During the silent movie era, a theatre orchestra provided the film accompaniment. The Ballarat Theatre Organ Society installed the Theatre's Compton Theatre Organ in 1982.
Even when Her Majesty's was primarily a cinema, it was always available, to a lesser or greater degree, for live performances. It was used regularly by J. C. Williamson's and other touring companies as well as local groups. Throughout the 1940s and 1950s huge crowds came to see the annual pantomimes staged by the Wavie Williams Pantomime Company. For the last forty years, the Theatre has been used to stage locally produced musical comedies.
Television came to Ballarat in 1962, and had an immediate impact on attendances at the local cinemas. Ballarat Amusements decided to cease screenings and Hoyts put the building on the market.
In 1965, the Theatre was bought by the Royal South Street Society as the home for its Annual Competitions.The Bolte State Government gave the Society £20,000 towards the purchase price and a further grant towards the adaptation of the building for the Competitions. Further assistance towards both purposes came from local businessman, Alf Reid. It was clearly understood at the time that the Society would be managing the Theatre as a community facility.
The Society renamed Her Majesty's the Memorial Theatre, a move which made donations to its renovation appeal tax deductable.

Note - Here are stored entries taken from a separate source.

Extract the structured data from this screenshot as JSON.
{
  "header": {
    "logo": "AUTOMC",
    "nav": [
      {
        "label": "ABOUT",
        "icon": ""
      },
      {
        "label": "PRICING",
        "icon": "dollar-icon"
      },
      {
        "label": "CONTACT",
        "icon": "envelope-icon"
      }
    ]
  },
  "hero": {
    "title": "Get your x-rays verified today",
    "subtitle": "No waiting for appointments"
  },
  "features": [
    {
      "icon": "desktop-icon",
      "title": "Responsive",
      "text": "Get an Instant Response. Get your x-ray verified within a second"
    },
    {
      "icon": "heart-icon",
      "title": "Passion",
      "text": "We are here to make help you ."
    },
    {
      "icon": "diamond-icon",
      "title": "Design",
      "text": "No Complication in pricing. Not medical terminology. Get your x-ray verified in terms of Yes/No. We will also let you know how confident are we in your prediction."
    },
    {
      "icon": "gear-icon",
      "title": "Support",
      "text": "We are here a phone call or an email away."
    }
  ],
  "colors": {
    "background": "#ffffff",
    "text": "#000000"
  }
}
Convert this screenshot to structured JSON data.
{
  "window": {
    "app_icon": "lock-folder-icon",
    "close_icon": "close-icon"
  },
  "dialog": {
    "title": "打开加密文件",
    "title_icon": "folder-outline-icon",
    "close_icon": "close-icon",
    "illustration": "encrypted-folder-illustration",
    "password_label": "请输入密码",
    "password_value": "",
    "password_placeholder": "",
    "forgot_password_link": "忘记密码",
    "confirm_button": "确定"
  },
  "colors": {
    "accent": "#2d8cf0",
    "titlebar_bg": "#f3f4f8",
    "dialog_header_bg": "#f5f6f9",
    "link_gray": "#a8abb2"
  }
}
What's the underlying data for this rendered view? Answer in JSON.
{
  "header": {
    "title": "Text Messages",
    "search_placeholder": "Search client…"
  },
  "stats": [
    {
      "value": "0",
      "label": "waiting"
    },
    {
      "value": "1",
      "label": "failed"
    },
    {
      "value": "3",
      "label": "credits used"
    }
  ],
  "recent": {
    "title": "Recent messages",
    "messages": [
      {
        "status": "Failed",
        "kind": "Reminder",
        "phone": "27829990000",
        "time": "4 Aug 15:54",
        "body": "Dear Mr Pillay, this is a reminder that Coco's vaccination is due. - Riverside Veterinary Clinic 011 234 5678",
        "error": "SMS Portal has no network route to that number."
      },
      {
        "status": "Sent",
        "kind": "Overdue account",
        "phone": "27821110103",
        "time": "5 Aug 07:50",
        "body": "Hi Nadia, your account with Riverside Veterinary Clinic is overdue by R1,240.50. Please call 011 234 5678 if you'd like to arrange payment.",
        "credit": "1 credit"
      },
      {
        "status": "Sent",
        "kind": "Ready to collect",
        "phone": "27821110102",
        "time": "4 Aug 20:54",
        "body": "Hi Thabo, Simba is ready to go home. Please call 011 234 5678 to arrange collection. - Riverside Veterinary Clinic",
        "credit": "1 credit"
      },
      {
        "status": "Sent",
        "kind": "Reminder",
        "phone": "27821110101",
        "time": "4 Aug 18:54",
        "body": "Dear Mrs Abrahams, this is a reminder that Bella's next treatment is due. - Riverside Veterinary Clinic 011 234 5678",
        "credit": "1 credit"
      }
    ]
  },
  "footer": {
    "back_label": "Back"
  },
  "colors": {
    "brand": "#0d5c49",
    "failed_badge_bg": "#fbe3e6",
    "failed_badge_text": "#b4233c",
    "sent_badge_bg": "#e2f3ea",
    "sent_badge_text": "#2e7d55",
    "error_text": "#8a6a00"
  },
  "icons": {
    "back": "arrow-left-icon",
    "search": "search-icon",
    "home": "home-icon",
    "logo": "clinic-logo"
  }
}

The Society was unable to adequately maintain the upkeep of the building, however, and gifted it to the then City of Ballaarat in 1987, reserving the right to hold competitions in the Theatre every year between August and November.
The City of Ballarat undertook a major renovation, seeking funding from a wide range of businesses, individuals and organisations. The Theatre reopened as Her Majesty's on the 1st of November, 1990.